Food scientists know all about the magic that goes into making safe, nutritious, delicious, and sustainable foods. From the chemical interactions that create roux to the creative tension that produces new products — food science is instrumental to successful innovation.
Between new product conception and large-scale production, food science balances creativity, culinary vision and consumer insights with operational and logistical considerations. This synergy is key to consistently meeting consumer expectations of products — surrounding flavor, texture, accessibility, and more — by ensuring that concepts are not only innovative and delicious but quantifiable and scalable as well.
Development: Translating the Vision to Prototypes
The food science and culinary teams at Griffith work hand-in-hand to turn ideas into reality by partnering together. As the culinarians envision innovative products in a test kitchen, the food science team transforms these into commercial products through creative thinking and ingenuity.
Automation and analytical tools can only get you so far in the world of food R&D — people are the best tools for translating consumer and sensory science insights into a new product. Our Griffith teams collaborate to determine a flavor’s defining characteristics and identify what ingredients, in what form, will achieve it.
Snack seasonings are a prime example of how the food science and culinary teams work together to take a gold standard dish and translate it to a new format or product. Since consumers already have perceptions and expectations of what certain flavors taste like, the Griffith teams:
- Use consumer insights, sensory science, and their expertise to define the details of a flavor profile. A characteristic like “tomato” needs to be specified as to whether it should taste sautéed, fire-roasted, sun-dried, or fresh.
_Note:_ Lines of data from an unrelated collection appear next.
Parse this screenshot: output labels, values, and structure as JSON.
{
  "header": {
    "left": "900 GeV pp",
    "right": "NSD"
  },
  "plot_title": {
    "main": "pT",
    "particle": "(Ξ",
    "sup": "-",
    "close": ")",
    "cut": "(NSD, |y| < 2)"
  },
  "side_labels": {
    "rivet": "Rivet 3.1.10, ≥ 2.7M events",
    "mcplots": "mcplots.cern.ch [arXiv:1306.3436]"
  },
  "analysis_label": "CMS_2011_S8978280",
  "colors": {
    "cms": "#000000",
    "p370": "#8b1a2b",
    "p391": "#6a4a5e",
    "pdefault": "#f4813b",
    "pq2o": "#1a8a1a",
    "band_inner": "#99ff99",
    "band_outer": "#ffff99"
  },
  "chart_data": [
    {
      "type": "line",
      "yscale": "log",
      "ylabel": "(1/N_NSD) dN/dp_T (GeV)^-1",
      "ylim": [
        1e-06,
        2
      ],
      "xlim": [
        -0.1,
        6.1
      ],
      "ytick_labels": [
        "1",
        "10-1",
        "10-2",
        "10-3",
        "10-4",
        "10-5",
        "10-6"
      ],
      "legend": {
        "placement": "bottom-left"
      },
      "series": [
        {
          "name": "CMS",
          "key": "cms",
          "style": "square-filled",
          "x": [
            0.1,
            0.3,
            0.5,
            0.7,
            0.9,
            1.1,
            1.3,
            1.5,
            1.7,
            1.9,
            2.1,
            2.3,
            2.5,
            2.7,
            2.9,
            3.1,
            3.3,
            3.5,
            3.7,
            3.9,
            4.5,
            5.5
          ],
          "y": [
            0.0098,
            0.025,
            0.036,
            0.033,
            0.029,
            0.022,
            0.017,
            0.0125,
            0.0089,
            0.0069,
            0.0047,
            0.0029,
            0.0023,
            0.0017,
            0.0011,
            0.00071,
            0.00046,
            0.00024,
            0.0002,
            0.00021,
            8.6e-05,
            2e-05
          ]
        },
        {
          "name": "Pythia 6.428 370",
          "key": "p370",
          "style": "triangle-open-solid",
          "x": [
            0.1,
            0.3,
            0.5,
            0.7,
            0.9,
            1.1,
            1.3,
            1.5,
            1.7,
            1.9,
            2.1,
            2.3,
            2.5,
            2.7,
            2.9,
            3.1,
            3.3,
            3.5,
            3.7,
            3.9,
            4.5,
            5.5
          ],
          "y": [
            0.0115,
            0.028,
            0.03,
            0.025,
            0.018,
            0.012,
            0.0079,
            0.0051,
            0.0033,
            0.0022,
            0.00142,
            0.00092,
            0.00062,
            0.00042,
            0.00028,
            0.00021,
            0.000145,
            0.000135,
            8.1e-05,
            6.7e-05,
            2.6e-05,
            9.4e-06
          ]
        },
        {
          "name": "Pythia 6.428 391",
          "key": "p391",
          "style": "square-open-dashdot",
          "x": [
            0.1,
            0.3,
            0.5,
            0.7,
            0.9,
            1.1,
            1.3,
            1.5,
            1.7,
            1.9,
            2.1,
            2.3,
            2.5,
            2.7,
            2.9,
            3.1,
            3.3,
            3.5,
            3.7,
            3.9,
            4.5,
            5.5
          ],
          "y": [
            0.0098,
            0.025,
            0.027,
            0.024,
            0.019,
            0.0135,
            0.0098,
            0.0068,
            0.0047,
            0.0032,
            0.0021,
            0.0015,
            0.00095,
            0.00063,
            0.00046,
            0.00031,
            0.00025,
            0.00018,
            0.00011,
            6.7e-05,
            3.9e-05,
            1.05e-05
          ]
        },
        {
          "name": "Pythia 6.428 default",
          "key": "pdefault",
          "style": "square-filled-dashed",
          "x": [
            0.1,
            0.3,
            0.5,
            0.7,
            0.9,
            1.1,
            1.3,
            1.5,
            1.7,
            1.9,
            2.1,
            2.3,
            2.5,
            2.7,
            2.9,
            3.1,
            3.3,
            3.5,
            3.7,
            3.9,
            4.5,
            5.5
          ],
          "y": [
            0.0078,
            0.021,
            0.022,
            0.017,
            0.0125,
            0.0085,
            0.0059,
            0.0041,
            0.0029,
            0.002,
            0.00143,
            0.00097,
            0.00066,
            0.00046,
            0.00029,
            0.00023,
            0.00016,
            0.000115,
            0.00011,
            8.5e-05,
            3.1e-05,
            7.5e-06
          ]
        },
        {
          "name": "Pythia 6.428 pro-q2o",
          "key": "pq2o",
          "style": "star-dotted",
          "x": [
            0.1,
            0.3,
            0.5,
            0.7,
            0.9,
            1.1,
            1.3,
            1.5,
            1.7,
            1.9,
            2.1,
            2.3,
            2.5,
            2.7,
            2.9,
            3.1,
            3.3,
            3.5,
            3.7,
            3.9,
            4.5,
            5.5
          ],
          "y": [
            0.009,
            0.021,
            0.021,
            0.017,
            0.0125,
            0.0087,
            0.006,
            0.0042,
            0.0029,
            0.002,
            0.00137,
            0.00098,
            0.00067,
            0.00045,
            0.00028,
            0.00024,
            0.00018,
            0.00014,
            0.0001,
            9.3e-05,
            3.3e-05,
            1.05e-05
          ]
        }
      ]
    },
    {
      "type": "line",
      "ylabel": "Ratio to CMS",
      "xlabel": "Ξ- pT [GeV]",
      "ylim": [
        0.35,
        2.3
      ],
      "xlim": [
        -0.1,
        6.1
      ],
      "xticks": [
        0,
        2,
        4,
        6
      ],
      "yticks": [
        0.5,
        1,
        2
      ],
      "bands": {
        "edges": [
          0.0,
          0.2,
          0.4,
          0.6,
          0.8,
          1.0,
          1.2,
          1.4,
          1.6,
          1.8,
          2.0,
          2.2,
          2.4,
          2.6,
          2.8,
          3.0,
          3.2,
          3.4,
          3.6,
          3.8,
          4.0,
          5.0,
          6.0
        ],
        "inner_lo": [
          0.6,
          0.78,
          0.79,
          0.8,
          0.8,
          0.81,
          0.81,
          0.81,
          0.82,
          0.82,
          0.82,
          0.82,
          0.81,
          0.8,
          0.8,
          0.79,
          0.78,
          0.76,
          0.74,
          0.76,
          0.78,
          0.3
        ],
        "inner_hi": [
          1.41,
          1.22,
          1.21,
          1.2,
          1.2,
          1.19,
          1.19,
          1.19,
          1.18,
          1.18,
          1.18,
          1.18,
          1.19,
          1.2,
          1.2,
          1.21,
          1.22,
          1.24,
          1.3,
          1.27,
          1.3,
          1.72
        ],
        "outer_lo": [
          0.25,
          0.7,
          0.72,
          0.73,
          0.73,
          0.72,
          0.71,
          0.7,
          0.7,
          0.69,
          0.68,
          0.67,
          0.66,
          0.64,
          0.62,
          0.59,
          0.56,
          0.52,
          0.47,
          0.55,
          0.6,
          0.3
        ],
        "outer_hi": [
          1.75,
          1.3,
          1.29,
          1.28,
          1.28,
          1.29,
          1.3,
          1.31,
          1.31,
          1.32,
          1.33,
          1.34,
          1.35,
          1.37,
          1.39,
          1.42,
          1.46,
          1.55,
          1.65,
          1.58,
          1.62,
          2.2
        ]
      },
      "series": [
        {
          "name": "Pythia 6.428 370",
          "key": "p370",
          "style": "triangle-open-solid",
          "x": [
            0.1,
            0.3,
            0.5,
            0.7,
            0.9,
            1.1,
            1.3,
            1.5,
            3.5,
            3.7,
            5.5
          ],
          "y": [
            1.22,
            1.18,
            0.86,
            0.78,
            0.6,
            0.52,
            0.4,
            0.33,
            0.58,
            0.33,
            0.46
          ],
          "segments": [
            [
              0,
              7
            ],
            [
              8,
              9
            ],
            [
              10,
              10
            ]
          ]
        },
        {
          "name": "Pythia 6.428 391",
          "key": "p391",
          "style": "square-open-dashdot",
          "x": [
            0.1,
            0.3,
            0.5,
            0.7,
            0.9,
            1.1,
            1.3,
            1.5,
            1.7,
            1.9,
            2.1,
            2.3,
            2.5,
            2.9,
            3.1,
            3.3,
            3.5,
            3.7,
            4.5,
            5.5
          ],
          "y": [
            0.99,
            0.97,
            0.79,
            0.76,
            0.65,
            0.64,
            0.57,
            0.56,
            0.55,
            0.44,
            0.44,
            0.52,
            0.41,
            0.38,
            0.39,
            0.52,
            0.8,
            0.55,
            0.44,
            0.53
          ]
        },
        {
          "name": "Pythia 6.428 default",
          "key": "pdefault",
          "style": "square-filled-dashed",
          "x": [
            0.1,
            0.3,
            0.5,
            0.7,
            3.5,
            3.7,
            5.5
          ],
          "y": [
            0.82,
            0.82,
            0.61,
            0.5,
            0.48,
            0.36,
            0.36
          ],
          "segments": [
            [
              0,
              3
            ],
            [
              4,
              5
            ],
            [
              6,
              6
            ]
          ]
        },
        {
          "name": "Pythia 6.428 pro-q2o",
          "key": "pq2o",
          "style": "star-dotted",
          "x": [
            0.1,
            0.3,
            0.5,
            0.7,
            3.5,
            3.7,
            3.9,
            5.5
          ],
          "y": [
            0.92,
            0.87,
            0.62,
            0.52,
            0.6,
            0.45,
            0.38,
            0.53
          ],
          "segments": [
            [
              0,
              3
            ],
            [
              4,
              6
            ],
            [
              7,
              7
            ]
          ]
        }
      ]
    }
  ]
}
- Choose how and in what form ingredients will get used. The flavors of spices and herbs can vary depending on if they are left in their whole form, ground into a specific consistency, or dried.
- Determine what (if anything) is needed to bind or hold certain products together and how those structural ingredients could affect the flavor profile.
Sourcing & Labeling: Aligning Sustainability, Performance, and Consumer Insights
Griffith Foods has the opportunity to support consumer wellbeing and sustainability by incorporating functional ingredients into our products. Using artificial dyes, flavorings, or preservatives may get a product to its desired shelf-life, appearance, mouthfeel, or flavor, but today’s consumers are wary of these ingredients.
Consumers are trending towards “clean” products — ones with simple, recognizable names and can be procured through practices that don’t harm the earth. The food science group identifies where ingredients must come from and whether they are realistically accessible and affordable for commercial production. There’s an art to balancing cost, consumer demand, and procurement.
Our food science team is constantly working with partners in purchasing and manufacturing roles to answer questions like:
- Is there a natural ingredient or byproduct that could replace synthetic or artificial ingredients that make products “clean” but still shelf-stable?
- Is the desired ingredient accessible at a large scale, or will sourcing it disrupt the ecosystem in which it’s grown and be detrimental to the environment?
Scaling: From a Test Kitchen to a Commercial Kitchen
The food science team is responsible for the intricacies behind how to commercialize and produce new products on a large scale. This physical concept development typically begins in a lab and is characterized by an iterative cycle of testing, evaluating, and refining.
Food scientists will first work with analytical chemists to diagnose the concept’s basic components (such as salt, fat, protein, sugar) and refine a more data-driven vision of the product profile. At the bench, the goal is to replicate how companies and customers will produce and use the product, while pilot plants and production facilities ensure these qualities can be maintained. Testing with client-specific machinery and sensory or consumer panels are other ways to make sure the product retains its intended form in full production. Thorough testing ensures that the product can meet safety, quality, and timeliness standards while ultimately satisfying consumers’ expectations.
Food Science is Crucial to Innovation
While chefs are fueled by their imaginations and developing gold standard concepts, food scientists are driven to understand food composition and create the innovative processes that elevate those concepts from a test kitchen to a commercial scale. Checks and balances and cross-functional collaboration among Griffith’s teams help maintain both creativity and practicality throughout the innovation cycle — so we can deliver quality, consumer-centric solutions.